Genelde ise ülkelerin din ile yakınlıklarına ve gelişmişliklerine bakıldığında: Örneğin, Japonya (%65) ve İsveç(85) istatistiklere göre en fazla ateistin yaşadığı ülkelerdir. İsveç hadi küçük bir ülke de, Japonya yüz milyonu aşan nüfusuyla, dünya da en az adli olayın yaşandığı ülkelerdendir. Ve bu gerçek ters orantılı olarak bütün ülkelerde görünüyor.
Bu Müslümanlık için de Hıristiyanlık için de böyledir. Hıristiyan inançlarını yoğun olarak yaşayanların sayıca çoğunlukta olduğu ülkelerde ise, çok bedel ödedikleri ve laikliği özümsedikleri için, Görece Müslüman ülkelere göre refah içinde ve özgürdürler.
İnançlarını en yoğun yaşayan Müslüman ülkelerden ise sanırım bahsetmeye gerek yok.
Aslında bunun sosyolojik olarak incelenmesi gerekir. Nedir? Dine sarılan insanlardaki bu hırs ve sonucunda yaşanan olaylar. Hırsın, lider olmanın, en büyük en güçlü olmanın dayanılmaz arzusu mu? Ve günahların üç, beş duayla affedileceğine olan, ya da papaza gidip günah çıkartılabileceğine olan inanç mı?
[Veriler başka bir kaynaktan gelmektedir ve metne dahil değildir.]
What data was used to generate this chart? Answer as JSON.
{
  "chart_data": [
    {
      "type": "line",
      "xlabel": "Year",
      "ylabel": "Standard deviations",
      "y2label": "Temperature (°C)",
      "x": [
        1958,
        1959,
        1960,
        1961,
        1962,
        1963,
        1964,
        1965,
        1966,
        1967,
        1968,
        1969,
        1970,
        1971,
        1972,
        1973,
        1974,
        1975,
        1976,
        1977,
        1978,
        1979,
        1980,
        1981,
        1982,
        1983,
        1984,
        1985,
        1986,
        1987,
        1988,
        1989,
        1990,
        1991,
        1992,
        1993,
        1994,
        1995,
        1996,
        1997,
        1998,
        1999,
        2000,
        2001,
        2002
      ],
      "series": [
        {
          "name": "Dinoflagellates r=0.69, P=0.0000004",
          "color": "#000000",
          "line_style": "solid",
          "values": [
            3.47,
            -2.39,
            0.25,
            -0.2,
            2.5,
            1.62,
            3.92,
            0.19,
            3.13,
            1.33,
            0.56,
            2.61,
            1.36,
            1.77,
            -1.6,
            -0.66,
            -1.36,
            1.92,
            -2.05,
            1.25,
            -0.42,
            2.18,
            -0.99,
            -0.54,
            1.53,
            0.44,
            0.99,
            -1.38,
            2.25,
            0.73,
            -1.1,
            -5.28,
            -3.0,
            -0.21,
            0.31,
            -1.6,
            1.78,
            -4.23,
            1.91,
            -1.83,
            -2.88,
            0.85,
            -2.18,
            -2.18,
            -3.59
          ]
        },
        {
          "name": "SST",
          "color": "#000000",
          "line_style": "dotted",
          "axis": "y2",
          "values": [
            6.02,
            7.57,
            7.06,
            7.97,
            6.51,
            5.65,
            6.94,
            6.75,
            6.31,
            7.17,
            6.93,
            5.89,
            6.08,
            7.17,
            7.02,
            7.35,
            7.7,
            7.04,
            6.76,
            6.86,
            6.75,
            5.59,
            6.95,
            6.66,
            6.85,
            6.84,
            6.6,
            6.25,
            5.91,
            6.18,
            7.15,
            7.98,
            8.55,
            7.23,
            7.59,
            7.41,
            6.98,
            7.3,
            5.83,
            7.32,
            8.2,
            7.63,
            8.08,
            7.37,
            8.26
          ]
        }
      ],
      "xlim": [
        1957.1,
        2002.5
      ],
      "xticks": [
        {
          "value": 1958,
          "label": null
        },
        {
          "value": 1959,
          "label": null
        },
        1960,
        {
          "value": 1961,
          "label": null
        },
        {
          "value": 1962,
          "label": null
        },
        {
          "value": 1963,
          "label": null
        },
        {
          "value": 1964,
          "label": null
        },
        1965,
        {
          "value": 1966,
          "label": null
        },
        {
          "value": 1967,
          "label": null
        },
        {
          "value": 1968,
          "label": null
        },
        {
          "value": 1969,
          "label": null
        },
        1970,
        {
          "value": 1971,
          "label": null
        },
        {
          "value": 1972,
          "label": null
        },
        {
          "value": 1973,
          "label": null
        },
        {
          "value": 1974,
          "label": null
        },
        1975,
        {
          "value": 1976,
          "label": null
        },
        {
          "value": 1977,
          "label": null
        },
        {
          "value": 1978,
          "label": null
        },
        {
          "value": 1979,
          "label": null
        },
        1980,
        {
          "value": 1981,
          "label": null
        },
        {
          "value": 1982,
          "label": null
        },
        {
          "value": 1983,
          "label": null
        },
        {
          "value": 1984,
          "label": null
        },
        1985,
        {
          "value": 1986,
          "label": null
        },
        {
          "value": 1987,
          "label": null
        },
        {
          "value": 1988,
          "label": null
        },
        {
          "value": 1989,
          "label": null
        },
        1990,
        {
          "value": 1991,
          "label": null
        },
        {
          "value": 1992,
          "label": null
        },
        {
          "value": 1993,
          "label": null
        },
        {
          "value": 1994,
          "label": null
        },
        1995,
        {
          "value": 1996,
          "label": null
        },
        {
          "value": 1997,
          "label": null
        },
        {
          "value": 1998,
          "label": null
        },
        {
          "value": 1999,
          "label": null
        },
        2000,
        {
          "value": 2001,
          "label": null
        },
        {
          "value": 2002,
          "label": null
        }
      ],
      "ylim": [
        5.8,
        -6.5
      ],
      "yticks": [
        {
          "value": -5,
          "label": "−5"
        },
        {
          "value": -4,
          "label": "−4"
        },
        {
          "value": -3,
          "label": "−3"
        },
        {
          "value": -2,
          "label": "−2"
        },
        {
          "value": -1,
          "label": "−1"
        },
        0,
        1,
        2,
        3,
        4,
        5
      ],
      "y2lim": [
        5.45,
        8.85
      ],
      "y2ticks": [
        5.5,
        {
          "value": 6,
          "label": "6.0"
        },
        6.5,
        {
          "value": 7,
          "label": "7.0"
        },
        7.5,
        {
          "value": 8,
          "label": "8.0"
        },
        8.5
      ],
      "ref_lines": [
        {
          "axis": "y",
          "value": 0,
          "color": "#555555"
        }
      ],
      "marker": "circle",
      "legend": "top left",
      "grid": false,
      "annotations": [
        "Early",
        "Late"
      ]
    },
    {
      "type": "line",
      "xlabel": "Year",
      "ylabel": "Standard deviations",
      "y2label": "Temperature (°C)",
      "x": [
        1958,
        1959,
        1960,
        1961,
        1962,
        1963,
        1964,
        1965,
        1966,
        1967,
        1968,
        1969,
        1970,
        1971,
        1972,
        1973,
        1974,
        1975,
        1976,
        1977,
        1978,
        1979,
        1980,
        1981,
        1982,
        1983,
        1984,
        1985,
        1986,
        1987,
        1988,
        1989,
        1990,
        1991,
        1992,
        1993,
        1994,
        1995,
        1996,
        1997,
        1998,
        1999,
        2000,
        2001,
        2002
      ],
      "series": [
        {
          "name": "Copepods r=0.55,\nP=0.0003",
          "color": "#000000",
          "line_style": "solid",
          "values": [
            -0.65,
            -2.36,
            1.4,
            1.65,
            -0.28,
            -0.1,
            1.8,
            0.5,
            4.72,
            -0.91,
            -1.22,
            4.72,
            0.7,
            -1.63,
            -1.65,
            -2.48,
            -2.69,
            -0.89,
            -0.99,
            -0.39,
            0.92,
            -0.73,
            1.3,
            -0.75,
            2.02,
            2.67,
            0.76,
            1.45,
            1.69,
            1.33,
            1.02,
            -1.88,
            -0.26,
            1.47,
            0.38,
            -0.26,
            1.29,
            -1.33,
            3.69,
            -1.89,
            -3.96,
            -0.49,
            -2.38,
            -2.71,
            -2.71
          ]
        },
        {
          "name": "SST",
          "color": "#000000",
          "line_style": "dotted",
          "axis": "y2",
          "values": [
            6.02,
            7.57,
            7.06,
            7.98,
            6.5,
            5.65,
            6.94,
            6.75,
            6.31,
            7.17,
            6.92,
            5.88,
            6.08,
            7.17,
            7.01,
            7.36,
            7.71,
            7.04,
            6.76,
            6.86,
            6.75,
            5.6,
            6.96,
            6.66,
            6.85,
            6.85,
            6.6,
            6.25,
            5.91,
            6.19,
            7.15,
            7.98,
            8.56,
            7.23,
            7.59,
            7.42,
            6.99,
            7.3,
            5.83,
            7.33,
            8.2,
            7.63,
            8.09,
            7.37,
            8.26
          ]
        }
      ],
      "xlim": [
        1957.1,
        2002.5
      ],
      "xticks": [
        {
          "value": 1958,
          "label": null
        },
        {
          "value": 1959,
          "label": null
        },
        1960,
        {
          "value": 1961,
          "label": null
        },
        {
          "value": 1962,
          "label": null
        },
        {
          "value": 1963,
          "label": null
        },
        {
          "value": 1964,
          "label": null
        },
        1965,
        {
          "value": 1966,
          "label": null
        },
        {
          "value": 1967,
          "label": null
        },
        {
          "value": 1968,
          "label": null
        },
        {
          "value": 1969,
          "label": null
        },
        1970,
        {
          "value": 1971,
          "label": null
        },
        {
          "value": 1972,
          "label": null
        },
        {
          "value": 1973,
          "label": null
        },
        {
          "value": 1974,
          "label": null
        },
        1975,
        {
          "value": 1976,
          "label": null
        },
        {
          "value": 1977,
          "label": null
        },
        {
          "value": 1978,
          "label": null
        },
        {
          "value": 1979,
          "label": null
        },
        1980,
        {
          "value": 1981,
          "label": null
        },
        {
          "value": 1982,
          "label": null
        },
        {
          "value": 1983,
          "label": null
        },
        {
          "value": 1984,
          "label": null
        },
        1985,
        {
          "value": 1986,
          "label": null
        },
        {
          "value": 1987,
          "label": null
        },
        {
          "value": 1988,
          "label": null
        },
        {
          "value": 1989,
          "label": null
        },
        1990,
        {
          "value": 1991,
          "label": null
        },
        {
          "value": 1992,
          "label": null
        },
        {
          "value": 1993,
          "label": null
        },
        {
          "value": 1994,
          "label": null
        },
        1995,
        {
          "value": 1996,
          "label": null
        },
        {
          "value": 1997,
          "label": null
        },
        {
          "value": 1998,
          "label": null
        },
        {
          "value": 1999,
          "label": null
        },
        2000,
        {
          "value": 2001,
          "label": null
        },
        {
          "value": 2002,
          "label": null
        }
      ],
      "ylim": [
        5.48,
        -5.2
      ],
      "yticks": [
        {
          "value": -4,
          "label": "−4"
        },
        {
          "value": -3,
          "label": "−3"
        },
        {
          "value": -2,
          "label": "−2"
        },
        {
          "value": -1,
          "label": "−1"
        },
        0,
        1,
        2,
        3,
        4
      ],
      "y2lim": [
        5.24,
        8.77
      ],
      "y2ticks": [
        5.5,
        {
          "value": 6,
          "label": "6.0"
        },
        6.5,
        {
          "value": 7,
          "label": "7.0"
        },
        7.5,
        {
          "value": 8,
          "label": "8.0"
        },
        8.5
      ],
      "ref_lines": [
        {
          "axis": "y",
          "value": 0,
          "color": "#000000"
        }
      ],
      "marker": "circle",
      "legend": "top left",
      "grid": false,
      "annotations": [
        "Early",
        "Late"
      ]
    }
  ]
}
Aslında bunu en iyi emperyalistler ve uşakları bilir ve biliyorlar. Çünkü din sorgulamamanın, sorgulatmamanın tek yoludur. Sorgulamadığın zaman? Geriye temel şekli ve somut dini değerler dışında (Kilisede dua, Namaz, abdest gibi) kim ne derse inanmak kalır. Başörtüsü de bunlardan biridir. Dini tamamen şekle indirgemek, arada dürüstlük, adalet, eşitlik, yetim hakkı gibi kavramları örtbas etmek içindir. Bir kez girdin mi girdabın içine görsen bilsen bile sorgulayamazsın da artık. Zaten azbuçuk okuyan bilen varsa onları ya nemalandırırlar, ya da dışlarlar.
Başbakanın O'nlar sözü boşuna değildir.